Two nights ago I had this dream. In it, Father Charlie was setting up the sanctuary for a Mass. There was lots of activity with many of us helping get it ready. There was the expectation in the air that company was coming and we were getting prepared. The place was light and open and good. My part of the activity was setting up these small, clear jars in a neat and orderly pattern. As I was doing it I asked Father Charlie what he thought and he said, "You are trying to arrange things perfectly but you aren't inviting God to be in the middle of it with you." In the dream I was amazed that he saw the inner me so clearly.
Today - in the here and now - it was no different. He saw me clearly. The inner me. Such a scary thought. I've worked so hard to keep that inner person hidden and safe. I am trying to learn what is is to recognize my feelings. Somewhere in the past I must have been able to do it. Somewhere before I learned that feelings were scary and got you in trouble and it was better to stuff them down deep. Something as simple as being asked, "How are you?" throws me into a panic. I don't know how I am. How do you tell how you are? I have often puzzled over what criteria people use in order to be able to reply "I'm good, thank you." Father Charlie told me today that each person makes up their own criteria. You're kidding? I thought. He said it could be as simple as waking up in the morning and being thankful to be alive that could be the criteria for someone deciding they were good. He said being comfortable in my own skin, regardless of what I was dealing with, could be enough to be able to say "I'm good,thank you." Typing all that makes me feel giddy with relief. I realized that I had always been equating perfection with being able to answer I was good. How much I have struggled with feeling like I am lying if I tell people I am good when obviously things are less than perfect in my life.
As my dream progressed it turned out we were preparing for the people who I used to fellowship with at my former church. Father Charlie was going to answer any questions they had about Catholicism. At one pointin the dream, a woman beside me turned to me and was so, so angry when she said, "He's answering all our questions from Scripture." So many times today Father Charlie spoke the words of Jesus to me and said, "The truth will set you free."
He said that I could leave our session and decide it was good or bad. Those were feelings. I got to change the rules that dictated my childhood. Give myself the freedom of the 600 mile distance between me and my parents and change the rules forever. I had no idea they still had such a grip on me. I told him that I lived through my childhood always looking over my shoulder, waiting for the other shoe to fall. Is it no wonder that these past few weeks I have been dealing with a chronic flare up of pain in my neck and shoulder? Pain that makes looking over my shoulder too painful to do? I told Father Charlie how I had asked the chiropractor yesterday if it was possible I was guarding my neck and if that was causing muscles to be so tight. Father Charlie looked at me and said, "How many times during our session have your feelings tried to come from your heart and connect with your head and you've let them go only so far and then pushed them down?" He put his hand at the place where his neck and head met - showing me where I let the feelings go before I shoved them down. We both knew I had continually been teary but unable to let go and just cry that cry from the depths. The gut wrenching cry that was trying to come to the surface. I told him to cry that cry in front of him was too scary and vulnerable a feeling.

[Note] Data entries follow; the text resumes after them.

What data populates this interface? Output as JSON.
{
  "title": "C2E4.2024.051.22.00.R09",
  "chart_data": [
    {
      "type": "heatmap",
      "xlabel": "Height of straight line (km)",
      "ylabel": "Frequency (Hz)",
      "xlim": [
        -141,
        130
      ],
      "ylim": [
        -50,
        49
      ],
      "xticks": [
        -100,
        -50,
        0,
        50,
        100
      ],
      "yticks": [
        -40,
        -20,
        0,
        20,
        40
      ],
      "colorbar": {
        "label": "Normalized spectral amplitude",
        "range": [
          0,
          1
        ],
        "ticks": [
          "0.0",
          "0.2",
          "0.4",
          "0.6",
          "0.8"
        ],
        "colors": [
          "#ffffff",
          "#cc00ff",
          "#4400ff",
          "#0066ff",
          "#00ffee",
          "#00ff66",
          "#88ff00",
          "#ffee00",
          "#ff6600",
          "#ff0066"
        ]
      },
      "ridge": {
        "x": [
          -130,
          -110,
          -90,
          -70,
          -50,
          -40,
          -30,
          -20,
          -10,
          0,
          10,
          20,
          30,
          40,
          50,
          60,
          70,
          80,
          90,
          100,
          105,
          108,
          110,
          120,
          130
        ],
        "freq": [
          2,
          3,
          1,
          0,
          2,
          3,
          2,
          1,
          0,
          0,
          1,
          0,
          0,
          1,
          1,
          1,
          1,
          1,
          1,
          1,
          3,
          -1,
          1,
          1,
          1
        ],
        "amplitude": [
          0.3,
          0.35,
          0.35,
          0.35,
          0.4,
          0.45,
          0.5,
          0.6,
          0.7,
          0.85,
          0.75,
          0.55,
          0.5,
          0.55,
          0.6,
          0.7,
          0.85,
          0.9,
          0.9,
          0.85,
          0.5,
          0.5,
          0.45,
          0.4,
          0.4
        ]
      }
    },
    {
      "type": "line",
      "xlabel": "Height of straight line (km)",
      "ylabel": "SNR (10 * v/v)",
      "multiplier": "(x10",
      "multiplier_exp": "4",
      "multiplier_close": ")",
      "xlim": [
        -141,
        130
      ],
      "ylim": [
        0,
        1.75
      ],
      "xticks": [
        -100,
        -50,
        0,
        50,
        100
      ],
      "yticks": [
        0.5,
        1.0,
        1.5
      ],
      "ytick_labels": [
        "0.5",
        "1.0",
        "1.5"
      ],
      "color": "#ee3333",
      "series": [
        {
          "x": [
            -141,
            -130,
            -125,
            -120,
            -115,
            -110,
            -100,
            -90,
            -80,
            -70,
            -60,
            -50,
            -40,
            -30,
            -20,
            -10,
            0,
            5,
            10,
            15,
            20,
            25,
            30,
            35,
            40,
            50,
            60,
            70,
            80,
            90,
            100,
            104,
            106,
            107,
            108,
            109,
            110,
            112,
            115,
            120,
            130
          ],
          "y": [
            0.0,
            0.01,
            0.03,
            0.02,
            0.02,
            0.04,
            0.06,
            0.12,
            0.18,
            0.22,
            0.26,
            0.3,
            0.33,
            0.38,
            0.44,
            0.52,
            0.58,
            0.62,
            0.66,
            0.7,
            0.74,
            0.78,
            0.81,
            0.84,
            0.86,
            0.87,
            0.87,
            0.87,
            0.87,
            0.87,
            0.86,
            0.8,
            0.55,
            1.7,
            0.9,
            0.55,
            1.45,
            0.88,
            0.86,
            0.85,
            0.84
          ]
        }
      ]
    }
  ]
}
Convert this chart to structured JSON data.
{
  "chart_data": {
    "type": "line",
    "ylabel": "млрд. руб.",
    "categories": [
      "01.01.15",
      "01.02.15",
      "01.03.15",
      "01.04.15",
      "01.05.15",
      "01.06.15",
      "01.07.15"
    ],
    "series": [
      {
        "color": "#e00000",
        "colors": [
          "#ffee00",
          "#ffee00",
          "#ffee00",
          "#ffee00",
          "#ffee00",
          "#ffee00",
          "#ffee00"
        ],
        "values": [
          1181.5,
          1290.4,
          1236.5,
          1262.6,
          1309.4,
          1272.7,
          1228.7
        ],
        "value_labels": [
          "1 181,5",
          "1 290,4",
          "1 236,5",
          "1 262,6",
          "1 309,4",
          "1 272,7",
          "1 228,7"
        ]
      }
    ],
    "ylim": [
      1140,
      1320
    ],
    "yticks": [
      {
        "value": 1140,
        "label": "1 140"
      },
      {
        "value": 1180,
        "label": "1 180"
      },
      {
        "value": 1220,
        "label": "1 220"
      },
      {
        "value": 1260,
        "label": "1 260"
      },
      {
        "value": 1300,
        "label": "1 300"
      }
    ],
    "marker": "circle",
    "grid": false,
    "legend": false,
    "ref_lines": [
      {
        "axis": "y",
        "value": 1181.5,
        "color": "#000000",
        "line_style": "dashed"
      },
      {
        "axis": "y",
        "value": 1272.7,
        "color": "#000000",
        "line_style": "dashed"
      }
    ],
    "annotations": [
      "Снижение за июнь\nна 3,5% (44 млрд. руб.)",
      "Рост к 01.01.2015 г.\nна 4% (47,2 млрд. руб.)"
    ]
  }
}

I shared how I was so disapppointed to be back in that place I have so often been in my journey. "Oh," he said, "But you aren't." He talked of a mountain road and how it twists and turns. How we can look back at some point and see where we were before and say, "I was there, now I am here." He encouraged me that all I had to do was be where I was on the journey and that I am on a journey.
I hate being needy. Acknowledging it feels like failure. I told him how I had sifted through his reaction to me on Sunday at Mass when I asked if I could see him before our monthly meeting. How I was watching to see if I could discern at all that I was being a nuisance to him. Then yesterday when I phoned to make the appointment how I sifted through his words to see if there was any "rolling of the eyes, this woman is so needy" response in the inflection of his words.
Today before I left he asked me how I was. I told him I was more at peace than I had been for a long time. Then he told me that if I needed to talk before our next appointment to call him. Instant tears for me. I told him people got tired of people being needy. He just looked at me. It took a few moments before I could just say, "Yes, I will call if I need to." The truth is I get tired of feeling needy. I go through this cycle where I feel like I am falling apart. I stay there until it is too painful then I shove everything down until it tries to surface again. I am hopeful that this time I can stay in the feelings while I learn it's okay to be in my own skin and actually feel life, all of it. I do know that based on my very own criteria that today I am good. It's the truth. Isn't that too cool?